Question 54: You are having data in S3 buckets and there are 100 member analytics team in your organization. You are using Athena service so that user can query data stored in S3 bucket. You already have Microsoft

Active Directory in your organization for user authentication and authorization. What you will be doing, so that users from your organization can execute the query?

1. You will be creating new IAM user for each of the analytics team member

2. You will be creating new IAM Role for each of the analytics team member

3. You will be creating new IAM Groups for each of the analytics team member

4. You will be creating federated service to use the simple token service.

5. You will be using OIDC (Open ID Connect Service).
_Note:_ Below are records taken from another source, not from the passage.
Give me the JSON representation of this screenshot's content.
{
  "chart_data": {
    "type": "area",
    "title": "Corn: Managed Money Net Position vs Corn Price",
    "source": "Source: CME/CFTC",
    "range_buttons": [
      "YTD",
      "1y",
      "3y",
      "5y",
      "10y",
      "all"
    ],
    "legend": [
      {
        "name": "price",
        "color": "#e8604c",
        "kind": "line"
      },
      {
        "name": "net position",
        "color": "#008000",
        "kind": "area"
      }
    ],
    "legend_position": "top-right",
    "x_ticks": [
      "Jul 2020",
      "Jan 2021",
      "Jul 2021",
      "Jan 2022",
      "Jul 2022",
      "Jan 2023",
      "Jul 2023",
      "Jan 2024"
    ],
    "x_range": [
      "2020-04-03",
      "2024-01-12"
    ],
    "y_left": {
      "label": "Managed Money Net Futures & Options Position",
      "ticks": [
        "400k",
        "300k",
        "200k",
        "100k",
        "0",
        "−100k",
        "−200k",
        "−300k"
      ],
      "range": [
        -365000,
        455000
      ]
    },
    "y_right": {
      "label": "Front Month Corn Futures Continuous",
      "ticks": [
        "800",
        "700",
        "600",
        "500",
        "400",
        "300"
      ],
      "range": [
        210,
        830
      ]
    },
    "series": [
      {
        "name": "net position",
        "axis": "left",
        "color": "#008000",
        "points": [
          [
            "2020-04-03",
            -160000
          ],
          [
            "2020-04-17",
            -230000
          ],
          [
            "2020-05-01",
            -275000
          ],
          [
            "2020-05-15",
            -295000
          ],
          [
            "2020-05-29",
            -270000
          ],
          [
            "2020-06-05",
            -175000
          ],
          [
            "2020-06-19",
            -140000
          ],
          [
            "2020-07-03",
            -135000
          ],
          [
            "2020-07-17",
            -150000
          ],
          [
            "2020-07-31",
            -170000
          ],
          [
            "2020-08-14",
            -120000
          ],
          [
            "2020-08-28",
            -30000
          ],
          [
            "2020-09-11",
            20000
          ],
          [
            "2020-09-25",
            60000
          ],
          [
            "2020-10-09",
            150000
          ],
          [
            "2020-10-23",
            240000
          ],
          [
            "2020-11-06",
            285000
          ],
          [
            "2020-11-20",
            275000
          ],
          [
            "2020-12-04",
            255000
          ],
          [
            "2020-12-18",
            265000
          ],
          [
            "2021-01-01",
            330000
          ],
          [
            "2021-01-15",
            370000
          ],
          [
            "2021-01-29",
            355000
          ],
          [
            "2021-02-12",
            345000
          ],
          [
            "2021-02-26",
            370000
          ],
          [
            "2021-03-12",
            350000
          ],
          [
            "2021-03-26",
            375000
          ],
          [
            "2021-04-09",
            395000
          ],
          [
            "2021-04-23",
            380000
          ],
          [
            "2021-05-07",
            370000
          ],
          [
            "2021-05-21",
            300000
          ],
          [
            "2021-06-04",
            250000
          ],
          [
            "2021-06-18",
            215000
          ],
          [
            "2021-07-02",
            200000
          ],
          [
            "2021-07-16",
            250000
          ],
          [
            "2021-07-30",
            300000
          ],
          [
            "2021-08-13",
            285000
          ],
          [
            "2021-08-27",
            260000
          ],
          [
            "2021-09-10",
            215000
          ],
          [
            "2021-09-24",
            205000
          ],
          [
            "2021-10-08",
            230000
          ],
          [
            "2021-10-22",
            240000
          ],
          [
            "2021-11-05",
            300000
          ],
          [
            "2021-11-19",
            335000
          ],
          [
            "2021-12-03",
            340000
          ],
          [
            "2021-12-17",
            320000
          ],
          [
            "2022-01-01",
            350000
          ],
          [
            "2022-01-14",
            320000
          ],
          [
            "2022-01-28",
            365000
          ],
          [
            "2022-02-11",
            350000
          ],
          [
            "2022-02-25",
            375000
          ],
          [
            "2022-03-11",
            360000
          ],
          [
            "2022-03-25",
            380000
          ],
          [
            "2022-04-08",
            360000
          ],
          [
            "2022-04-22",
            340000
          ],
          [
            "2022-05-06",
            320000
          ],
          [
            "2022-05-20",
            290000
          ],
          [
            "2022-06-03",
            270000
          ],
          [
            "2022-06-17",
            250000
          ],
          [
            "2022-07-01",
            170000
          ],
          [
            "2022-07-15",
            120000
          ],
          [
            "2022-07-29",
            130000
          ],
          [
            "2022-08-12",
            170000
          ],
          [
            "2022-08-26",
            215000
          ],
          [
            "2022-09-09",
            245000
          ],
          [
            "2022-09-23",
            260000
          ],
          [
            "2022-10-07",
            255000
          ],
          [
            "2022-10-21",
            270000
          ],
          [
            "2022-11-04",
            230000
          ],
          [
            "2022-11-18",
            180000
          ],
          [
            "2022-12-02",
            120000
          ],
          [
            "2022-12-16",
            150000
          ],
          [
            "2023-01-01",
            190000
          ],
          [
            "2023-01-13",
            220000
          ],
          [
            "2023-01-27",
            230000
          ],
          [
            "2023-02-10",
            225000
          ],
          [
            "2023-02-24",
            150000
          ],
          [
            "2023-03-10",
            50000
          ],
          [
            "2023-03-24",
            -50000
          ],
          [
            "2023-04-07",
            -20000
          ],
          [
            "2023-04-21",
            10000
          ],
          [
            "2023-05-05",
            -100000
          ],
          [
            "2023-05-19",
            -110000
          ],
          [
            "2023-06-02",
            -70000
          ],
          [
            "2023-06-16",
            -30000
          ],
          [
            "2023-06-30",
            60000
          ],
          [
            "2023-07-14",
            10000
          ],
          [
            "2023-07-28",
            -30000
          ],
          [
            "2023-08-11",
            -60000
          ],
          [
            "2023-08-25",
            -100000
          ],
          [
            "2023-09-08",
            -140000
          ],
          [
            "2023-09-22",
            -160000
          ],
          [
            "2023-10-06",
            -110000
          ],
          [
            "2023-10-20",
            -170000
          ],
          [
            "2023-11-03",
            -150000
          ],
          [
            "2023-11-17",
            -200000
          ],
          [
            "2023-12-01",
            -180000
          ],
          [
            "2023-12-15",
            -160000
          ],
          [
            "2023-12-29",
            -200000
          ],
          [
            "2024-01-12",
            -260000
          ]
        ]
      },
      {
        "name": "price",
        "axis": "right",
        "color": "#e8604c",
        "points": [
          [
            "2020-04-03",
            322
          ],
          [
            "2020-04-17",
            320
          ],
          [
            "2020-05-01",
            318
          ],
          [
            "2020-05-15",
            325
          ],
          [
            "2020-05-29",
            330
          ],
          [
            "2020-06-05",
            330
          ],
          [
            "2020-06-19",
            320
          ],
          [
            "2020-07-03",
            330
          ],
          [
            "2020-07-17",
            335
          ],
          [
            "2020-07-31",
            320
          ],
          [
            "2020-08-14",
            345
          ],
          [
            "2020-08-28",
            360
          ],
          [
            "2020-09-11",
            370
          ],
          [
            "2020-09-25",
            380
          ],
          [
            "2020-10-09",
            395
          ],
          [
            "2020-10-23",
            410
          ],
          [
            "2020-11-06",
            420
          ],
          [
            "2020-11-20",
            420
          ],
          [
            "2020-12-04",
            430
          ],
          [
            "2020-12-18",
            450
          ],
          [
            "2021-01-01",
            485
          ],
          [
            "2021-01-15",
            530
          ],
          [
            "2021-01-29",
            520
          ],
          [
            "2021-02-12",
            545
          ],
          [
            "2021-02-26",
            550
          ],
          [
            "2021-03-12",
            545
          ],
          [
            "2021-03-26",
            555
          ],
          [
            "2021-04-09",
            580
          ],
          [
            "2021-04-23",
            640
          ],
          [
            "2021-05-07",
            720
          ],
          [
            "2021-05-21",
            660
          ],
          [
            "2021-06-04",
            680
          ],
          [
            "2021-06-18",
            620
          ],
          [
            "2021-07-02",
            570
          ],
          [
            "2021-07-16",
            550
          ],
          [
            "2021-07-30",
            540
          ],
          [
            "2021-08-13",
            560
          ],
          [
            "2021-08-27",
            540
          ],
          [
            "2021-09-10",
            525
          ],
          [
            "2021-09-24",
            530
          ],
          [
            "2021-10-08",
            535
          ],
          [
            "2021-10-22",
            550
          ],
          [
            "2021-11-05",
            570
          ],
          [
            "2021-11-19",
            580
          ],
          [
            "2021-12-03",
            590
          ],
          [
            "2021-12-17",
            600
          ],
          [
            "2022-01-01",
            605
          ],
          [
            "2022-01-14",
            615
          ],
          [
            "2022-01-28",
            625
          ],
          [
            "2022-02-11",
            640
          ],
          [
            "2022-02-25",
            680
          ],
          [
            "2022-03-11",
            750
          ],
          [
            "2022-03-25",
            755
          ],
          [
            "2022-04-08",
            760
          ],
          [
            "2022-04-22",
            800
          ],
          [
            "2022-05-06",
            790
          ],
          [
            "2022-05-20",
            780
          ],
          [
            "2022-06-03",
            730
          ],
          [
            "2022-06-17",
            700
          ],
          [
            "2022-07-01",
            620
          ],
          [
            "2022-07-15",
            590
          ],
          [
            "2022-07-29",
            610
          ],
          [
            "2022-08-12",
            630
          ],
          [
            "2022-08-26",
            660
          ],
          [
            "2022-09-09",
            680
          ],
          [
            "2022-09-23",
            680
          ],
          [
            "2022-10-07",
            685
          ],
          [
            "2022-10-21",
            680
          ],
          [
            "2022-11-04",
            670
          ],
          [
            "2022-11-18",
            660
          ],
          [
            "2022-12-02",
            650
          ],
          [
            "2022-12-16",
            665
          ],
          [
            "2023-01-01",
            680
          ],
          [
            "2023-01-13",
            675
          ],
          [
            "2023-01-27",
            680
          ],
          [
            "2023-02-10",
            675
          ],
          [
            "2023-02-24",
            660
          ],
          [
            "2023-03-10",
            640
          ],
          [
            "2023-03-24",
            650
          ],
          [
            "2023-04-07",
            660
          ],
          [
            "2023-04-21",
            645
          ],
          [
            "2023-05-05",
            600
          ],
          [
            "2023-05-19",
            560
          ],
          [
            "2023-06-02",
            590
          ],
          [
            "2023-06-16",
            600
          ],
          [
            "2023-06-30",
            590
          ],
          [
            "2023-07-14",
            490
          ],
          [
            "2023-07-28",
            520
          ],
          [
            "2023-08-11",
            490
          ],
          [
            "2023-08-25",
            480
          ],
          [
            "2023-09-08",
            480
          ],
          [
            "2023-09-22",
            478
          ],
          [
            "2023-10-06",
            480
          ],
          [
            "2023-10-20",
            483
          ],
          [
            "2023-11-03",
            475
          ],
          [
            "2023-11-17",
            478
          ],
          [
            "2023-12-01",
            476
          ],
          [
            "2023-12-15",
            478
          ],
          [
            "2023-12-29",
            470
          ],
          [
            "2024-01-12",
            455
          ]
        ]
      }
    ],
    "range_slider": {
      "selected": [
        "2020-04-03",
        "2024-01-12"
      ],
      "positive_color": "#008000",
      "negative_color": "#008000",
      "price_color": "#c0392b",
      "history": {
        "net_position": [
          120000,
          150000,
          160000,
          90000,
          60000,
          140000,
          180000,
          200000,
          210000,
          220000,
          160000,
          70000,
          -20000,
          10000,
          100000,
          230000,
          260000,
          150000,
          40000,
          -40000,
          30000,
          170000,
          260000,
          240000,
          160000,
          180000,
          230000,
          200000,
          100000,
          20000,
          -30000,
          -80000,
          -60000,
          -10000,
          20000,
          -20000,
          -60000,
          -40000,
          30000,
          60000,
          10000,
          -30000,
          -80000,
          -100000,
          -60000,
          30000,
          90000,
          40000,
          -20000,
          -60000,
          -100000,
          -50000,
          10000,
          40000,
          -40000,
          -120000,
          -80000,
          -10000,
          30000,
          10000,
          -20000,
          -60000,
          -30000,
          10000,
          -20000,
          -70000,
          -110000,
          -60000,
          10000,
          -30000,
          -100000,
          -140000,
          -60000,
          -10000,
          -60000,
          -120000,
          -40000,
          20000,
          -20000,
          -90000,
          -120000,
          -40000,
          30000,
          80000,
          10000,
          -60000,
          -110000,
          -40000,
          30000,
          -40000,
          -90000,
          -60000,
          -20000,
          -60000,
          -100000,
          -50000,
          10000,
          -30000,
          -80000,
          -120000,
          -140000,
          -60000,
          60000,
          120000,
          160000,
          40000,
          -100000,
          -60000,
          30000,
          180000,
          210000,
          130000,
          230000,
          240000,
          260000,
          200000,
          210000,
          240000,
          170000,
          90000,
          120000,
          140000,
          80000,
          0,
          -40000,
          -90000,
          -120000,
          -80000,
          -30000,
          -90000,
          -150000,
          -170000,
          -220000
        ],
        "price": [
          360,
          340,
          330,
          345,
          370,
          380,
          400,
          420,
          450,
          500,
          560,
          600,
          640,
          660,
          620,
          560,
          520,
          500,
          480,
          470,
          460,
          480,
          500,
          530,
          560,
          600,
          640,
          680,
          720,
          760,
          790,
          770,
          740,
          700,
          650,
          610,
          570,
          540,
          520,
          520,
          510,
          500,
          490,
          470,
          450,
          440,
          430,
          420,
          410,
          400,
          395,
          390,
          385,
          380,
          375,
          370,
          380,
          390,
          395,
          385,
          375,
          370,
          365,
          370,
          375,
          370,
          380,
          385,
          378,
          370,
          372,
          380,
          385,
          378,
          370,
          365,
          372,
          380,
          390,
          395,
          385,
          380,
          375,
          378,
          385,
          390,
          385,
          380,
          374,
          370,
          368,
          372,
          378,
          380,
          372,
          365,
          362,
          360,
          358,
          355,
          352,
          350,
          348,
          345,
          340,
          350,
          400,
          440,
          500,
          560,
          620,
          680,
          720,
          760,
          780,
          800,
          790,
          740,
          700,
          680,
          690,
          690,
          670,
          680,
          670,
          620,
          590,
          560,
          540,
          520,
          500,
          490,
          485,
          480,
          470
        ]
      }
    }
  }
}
Correct Answer : 4 Exp : Many organizations have standardized on centralized user management, most commonly Microsoft Active Directory or LDAP. Access to AWS resources is no exception. Amazon Athena is a serverless

query engine for data on Amazon S3 that is popular for quick and cost-effective queries of data in a data lake. To allow users or applications to access Athena, organizations are required to use an AWS access key and

an access secret key from which appropriate policies are enforced. To maintain a consistent authorization model across, organizations must enable authentication and authorization for Athena by using federated users.

Temporary security credentials ensures that access keys to protected AWS resources are properly rotated. Therefore, potential security leaks can be caught and remedied. AWS STS generates these per-use temporary access

keys.

Temporary security credentials work similar to the long-term access key credentials that your IAM users can use. However, temporary security credentials have the following differences:

They are intended for short-term use only. You can configure these credentials to last from a few minutes to several hours, with a maximum of 12 hours. After they expire, AWS no longer recognizes them, or allows any

kind of access from API requests made with them.

They are not stored with the user. They are generated dynamically and provided to the user when requested. When or before they expire, the user can request new credentials, if they still have permissions to do so.

As option-5 mention OIDC: Open ID connect, which is not correct. Because this is used when you want to use Open IDs like Google, Facebook account for authentication. But that is not the requirement here.

Option-1, 2, and 3: Creating IAM User, Groups and Roles are not a viable option in this case, as we can integrate existing directory service.